Appellant also alleges that when the trooper asked him to exit the ditch and take off his helmet, he was seized because the request for appellant to take off his helmet was “unnecessary” and a product of the trooper’s “hunch” that appellant was engaged in criminal wrongdoing. Appellant relies on State v. Johnson for the proposition that an investigatory stop based on the hunch of criminal wrongdoing, without additional evidence of criminal misconduct, violates the Fourth Amendment. 444 N.W.2d 824, 825-26 (Minn. 1989).

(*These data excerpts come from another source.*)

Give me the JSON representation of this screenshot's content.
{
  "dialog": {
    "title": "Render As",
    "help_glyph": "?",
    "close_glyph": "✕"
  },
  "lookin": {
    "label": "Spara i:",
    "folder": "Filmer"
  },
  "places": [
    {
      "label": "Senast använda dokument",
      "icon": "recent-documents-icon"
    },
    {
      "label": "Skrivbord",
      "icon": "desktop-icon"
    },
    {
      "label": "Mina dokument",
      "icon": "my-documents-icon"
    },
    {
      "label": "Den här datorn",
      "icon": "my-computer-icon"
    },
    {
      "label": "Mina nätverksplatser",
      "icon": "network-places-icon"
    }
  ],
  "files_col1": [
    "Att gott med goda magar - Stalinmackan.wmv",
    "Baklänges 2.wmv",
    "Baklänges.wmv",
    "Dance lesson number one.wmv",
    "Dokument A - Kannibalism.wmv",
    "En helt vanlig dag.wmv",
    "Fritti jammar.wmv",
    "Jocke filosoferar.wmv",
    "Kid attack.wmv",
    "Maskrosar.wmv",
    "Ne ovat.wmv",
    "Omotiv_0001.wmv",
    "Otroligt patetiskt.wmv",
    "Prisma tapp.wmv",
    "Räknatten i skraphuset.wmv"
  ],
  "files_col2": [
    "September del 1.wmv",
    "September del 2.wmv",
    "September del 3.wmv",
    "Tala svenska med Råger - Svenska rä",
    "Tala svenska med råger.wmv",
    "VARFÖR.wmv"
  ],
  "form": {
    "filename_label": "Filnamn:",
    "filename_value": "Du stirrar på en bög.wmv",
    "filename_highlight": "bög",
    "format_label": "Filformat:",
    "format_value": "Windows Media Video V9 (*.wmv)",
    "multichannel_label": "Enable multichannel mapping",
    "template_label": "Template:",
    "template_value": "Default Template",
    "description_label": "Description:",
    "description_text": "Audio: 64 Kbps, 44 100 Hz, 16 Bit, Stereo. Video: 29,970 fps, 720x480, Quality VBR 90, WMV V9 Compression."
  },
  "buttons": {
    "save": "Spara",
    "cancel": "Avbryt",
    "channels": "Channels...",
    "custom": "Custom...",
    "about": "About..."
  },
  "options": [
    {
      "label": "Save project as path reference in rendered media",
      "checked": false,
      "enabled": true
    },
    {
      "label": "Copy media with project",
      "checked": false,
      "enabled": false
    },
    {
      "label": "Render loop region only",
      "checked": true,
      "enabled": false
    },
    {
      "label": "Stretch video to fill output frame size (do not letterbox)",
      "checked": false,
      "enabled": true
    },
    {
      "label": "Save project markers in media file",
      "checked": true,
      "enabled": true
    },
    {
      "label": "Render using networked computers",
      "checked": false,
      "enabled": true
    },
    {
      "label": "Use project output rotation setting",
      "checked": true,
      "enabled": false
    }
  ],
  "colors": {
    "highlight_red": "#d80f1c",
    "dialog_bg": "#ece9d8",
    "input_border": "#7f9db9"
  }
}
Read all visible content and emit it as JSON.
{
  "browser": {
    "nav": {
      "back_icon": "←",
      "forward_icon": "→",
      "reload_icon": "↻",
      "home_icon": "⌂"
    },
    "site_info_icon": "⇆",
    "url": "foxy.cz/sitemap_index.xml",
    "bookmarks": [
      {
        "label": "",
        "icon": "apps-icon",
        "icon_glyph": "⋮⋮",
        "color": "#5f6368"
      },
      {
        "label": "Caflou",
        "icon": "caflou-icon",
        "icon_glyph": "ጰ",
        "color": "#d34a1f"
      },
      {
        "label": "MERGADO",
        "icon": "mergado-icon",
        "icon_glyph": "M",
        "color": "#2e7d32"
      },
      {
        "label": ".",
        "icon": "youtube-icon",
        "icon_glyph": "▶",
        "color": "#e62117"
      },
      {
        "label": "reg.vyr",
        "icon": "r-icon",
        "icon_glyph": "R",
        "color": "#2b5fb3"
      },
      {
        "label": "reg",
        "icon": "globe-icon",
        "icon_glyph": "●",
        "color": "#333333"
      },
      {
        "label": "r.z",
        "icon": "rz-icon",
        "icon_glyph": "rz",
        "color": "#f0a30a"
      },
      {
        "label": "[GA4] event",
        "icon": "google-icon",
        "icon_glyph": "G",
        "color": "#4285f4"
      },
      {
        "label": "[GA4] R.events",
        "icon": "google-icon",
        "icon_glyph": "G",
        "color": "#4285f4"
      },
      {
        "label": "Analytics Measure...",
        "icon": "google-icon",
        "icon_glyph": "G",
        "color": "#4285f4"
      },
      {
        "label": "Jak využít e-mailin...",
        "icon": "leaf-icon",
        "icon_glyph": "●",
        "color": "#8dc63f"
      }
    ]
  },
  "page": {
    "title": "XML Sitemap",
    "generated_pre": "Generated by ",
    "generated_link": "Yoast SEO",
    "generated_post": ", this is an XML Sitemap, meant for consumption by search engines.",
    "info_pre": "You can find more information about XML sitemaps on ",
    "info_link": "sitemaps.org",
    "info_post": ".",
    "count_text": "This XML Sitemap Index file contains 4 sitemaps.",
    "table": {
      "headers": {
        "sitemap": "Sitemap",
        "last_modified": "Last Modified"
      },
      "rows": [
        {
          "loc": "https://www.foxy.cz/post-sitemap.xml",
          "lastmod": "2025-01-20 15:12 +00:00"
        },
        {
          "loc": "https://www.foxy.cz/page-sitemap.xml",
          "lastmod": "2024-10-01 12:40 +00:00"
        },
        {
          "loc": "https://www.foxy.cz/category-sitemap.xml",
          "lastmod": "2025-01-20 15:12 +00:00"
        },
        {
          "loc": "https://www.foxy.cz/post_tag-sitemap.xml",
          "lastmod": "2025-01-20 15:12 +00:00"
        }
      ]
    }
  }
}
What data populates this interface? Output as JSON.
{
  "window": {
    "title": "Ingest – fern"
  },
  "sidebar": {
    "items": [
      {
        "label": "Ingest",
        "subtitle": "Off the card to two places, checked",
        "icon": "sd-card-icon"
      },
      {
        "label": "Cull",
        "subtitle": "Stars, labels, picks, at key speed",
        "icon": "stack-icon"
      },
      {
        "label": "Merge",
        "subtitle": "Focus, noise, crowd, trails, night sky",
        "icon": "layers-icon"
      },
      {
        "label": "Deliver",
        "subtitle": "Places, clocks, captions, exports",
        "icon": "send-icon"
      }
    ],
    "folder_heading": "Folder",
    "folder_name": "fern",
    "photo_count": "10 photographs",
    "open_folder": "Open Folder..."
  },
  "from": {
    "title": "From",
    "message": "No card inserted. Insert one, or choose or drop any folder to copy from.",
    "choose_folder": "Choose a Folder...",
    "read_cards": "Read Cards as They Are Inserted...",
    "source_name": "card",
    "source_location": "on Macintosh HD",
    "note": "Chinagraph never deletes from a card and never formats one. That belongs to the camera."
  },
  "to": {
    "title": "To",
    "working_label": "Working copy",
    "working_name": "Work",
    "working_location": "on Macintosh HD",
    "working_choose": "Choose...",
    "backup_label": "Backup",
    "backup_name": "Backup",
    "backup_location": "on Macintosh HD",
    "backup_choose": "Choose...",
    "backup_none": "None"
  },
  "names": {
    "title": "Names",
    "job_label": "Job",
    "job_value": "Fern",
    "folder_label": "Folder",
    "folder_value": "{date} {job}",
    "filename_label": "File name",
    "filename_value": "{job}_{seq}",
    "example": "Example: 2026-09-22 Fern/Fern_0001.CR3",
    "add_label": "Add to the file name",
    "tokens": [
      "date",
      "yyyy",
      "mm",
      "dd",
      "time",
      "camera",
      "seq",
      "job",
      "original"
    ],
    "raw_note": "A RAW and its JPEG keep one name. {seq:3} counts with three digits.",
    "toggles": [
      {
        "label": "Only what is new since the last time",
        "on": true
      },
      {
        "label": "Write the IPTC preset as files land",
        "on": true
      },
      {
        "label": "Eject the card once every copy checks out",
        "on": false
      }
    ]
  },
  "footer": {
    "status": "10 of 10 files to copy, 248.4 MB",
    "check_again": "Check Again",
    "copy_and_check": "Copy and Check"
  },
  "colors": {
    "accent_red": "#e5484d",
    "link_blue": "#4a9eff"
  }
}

But the district court’s findings do not support the allegation that the trooper requested appellant to remove his helmet because of a hunch of criminal wrongdoing. The district court found that
[the trooper] requested that the helmet be removed for three distinct reasons. One reason was to facilitate voice communication. A second reason was officer safety (apparently based on the opinion that his ability to view the eyes of a person could serve to alert him to potential actions and contribute to his safety along the side of a busy highway in non-daylight hours). A third reason was [the trooper’s] opinion that the point of focus of a person’s eyes is an indicator of whether they are speaking truthfully.
Additionally, in Minnesota, it is customary and courteous for a person to remove their helmet before engaging in conversation. We are not prepared to say that, as a matter of law, any time a person is requested to remove their helmet the encounter becomes a seizure.
Under these facts, appellant was not seized as a matter of law when the trooper requested he exit the ditch and remove his helmet. Because appellant was not seized, it is not necessary to examine whether the trooper had reasonable and articulable suspicion at that time, and we conclude that the district court did not err by failing to suppress evidence as fruit of illegality.
* Retired judge of the Minnesota Court of Appeals, serving by appointment pursuant to Minn. Const. art. VI, § 10.